Anyone who has any information about the working conditions at Devonport Royal Dockyard in Plymouth between 1948 and 1959 is asked to contact Phoebe Osborne at Irwin Mitchell on 0117 926 1549 or email firstname.lastname@example.org.
THE search for answers for Ken comes as a report from the House of Commons Justice Select Committee confirms the government made a secret deal with the insurance industry to save them billions of pounds at the expense of the terminally ill.
Once mesothelioma has been diagnosed victims typically have months to live as opposed to years, and they normally need urgent legal advice to get compensation.
The Association of British Insurers has been shown to have had secret meetings with the government to agree their agenda, which the government has then implemented without consulting the people affected by this terminal condition.

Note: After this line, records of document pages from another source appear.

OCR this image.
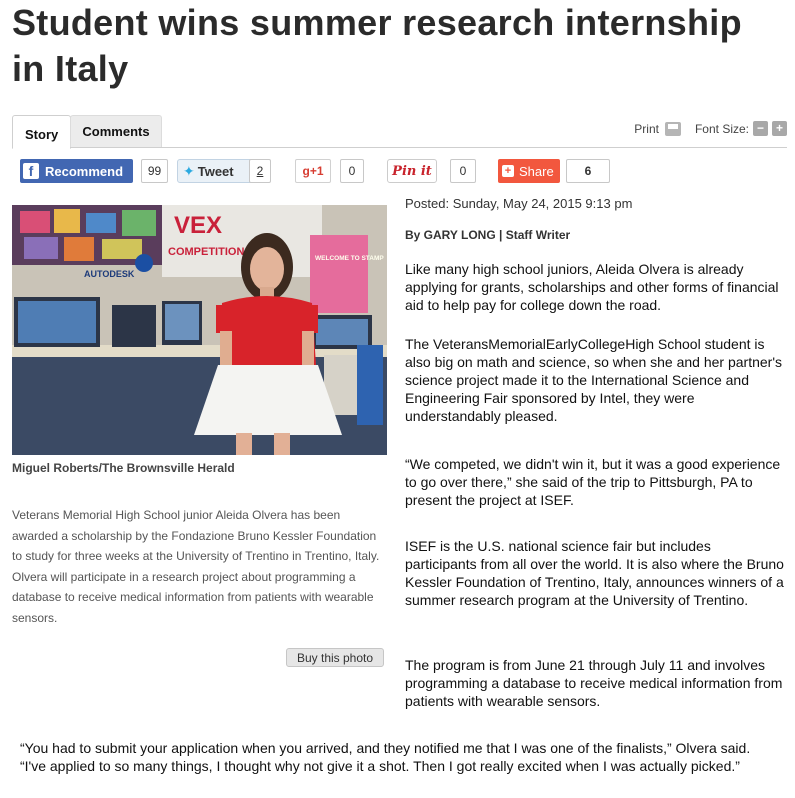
Student wins summer research internship in Italy
Story	Comments	Print	Font Size: − +
f Recommend	99	✦ Tweet	2	g+1	0	Pin it	0	+ Share	6
VEX
COMPETITION
AUTODESK
WELCOME TO STAMP
Miguel Roberts/The Brownsville Herald

Veterans Memorial High School junior Aleida Olvera has been awarded a scholarship by the Fondazione Bruno Kessler Foundation to study for three weeks at the University of Trentino in Trentino, Italy. Olvera will participate in a research project about programming a database to receive medical information from patients with wearable sensors.

Buy this photo
Posted: Sunday, May 24, 2015 9:13 pm
By GARY LONG | Staff Writer

Like many high school juniors, Aleida Olvera is already applying for grants, scholarships and other forms of financial aid to help pay for college down the road.

The VeteransMemorialEarlyCollegeHigh School student is also big on math and science, so when she and her partner's science project made it to the International Science and Engineering Fair sponsored by Intel, they were understandably pleased.

“We competed, we didn't win it, but it was a good experience to go over there,” she said of the trip to Pittsburgh, PA to present the project at ISEF.

ISEF is the U.S. national science fair but includes participants from all over the world. It is also where the Bruno Kessler Foundation of Trentino, Italy, announces winners of a summer research program at the University of Trentino.

The program is from June 21 through July 11 and involves programming a database to receive medical information from patients with wearable sensors.

“You had to submit your application when you arrived, and they notified me that I was one of the finalists,” Olvera said. “I've applied to so many things, I thought why not give it a shot. Then I got really excited when I was actually picked.”
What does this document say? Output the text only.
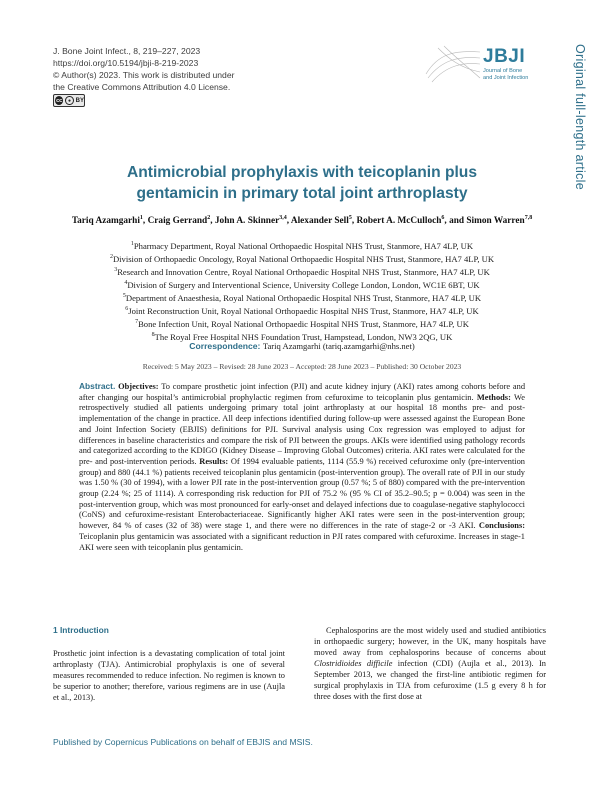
J. Bone Joint Infect., 8, 219–227, 2023
https://doi.org/10.5194/jbji-8-219-2023
© Author(s) 2023. This work is distributed under
the Creative Commons Attribution 4.0 License.
cc	● BY
JBJI
Journal of Bone
and Joint Infection	Original full-length article
Antimicrobial prophylaxis with teicoplanin plus
gentamicin in primary total joint arthroplasty
Tariq Azamgarhi$^1$, Craig Gerrand$^2$, John A. Skinner$^{3,4}$, Alexander Sell$^5$, Robert A. McCulloch$^6$, and Simon Warren$^{7,8}$
$^1$Pharmacy Department, Royal National Orthopaedic Hospital NHS Trust, Stanmore, HA7 4LP, UK
$^2$Division of Orthopaedic Oncology, Royal National Orthopaedic Hospital NHS Trust, Stanmore, HA7 4LP, UK
$^3$Research and Innovation Centre, Royal National Orthopaedic Hospital NHS Trust, Stanmore, HA7 4LP, UK
$^4$Division of Surgery and Interventional Science, University College London, London, WC1E 6BT, UK
$^5$Department of Anaesthesia, Royal National Orthopaedic Hospital NHS Trust, Stanmore, HA7 4LP, UK
$^6$Joint Reconstruction Unit, Royal National Orthopaedic Hospital NHS Trust, Stanmore, HA7 4LP, UK
$^7$Bone Infection Unit, Royal National Orthopaedic Hospital NHS Trust, Stanmore, HA7 4LP, UK
$^8$The Royal Free Hospital NHS Foundation Trust, Hampstead, London, NW3 2QG, UK
Correspondence: Tariq Azamgarhi (tariq.azamgarhi@nhs.net)
Received: 5 May 2023 – Revised: 28 June 2023 – Accepted: 28 June 2023 – Published: 30 October 2023
Abstract. Objectives: To compare prosthetic joint infection (PJI) and acute kidney injury (AKI) rates among cohorts before and after changing our hospital’s antimicrobial prophylactic regimen from cefuroxime to teicoplanin plus gentamicin. Methods: We retrospectively studied all patients undergoing primary total joint arthroplasty at our hospital 18 months pre- and post-implementation of the change in practice. All deep infections identified during follow-up were assessed against the European Bone and Joint Infection Society (EBJIS) definitions for PJI. Survival analysis using Cox regression was employed to adjust for differences in baseline characteristics and compare the risk of PJI between the groups. AKIs were identified using pathology records and categorized according to the KDIGO (Kidney Disease – Improving Global Outcomes) criteria. AKI rates were calculated for the pre- and post-intervention periods. Results: Of 1994 evaluable patients, 1114 (55.9 %) received cefuroxime only (pre-intervention group) and 880 (44.1 %) patients received teicoplanin plus gentamicin (post-intervention group). The overall rate of PJI in our study was 1.50 % (30 of 1994), with a lower PJI rate in the post-intervention group (0.57 %; 5 of 880) compared with the pre-intervention group (2.24 %; 25 of 1114). A corresponding risk reduction for PJI of 75.2 % (95 % CI of 35.2–90.5; p = 0.004) was seen in the post-intervention group, which was most pronounced for early-onset and delayed infections due to coagulase-negative staphylococci (CoNS) and cefuroxime-resistant Enterobacteriaceae. Significantly higher AKI rates were seen in the post-intervention group; however, 84 % of cases (32 of 38) were stage 1, and there were no differences in the rate of stage-2 or -3 AKI. Conclusions: Teicoplanin plus gentamicin was associated with a significant reduction in PJI rates compared with cefuroxime. Increases in stage-1 AKI were seen with teicoplanin plus gentamicin.
1 Introduction
Prosthetic joint infection is a devastating complication of total joint arthroplasty (TJA). Antimicrobial prophylaxis is one of several measures recommended to reduce infection. No regimen is known to be superior to another; therefore, various regimens are in use (Aujla et al., 2013).
Cephalosporins are the most widely used and studied antibiotics in orthopaedic surgery; however, in the UK, many hospitals have moved away from cephalosporins because of concerns about Clostridioides difficile infection (CDI) (Aujla et al., 2013). In September 2013, we changed the first-line antibiotic regimen for surgical prophylaxis in TJA from cefuroxime (1.5 g every 8 h for three doses with the first dose at
Published by Copernicus Publications on behalf of EBJIS and MSIS.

This was deemed by the committee to give the insurance industry an unfair advantage.
The government did not disclose the agreement, which leads to further speculation that they are assisting the insurance industry as opposed to sufferers of mesothelioma.
The Committee stated that “the coalition has not been open or transparent and their approach has been unsatisfactory on a number of counts”.
More people are killed as a result of being exposed to asbestos than in car accidents. Asbestos related illnesses generally do not arise until between 20 and 50 years after exposure, and it is due to this delay that many insurers’ details are lost or not properly recorded.
Despite employers paying the appropriate premiums cover, the insurers are still able to avoid the cost of compensating the victims of this condition.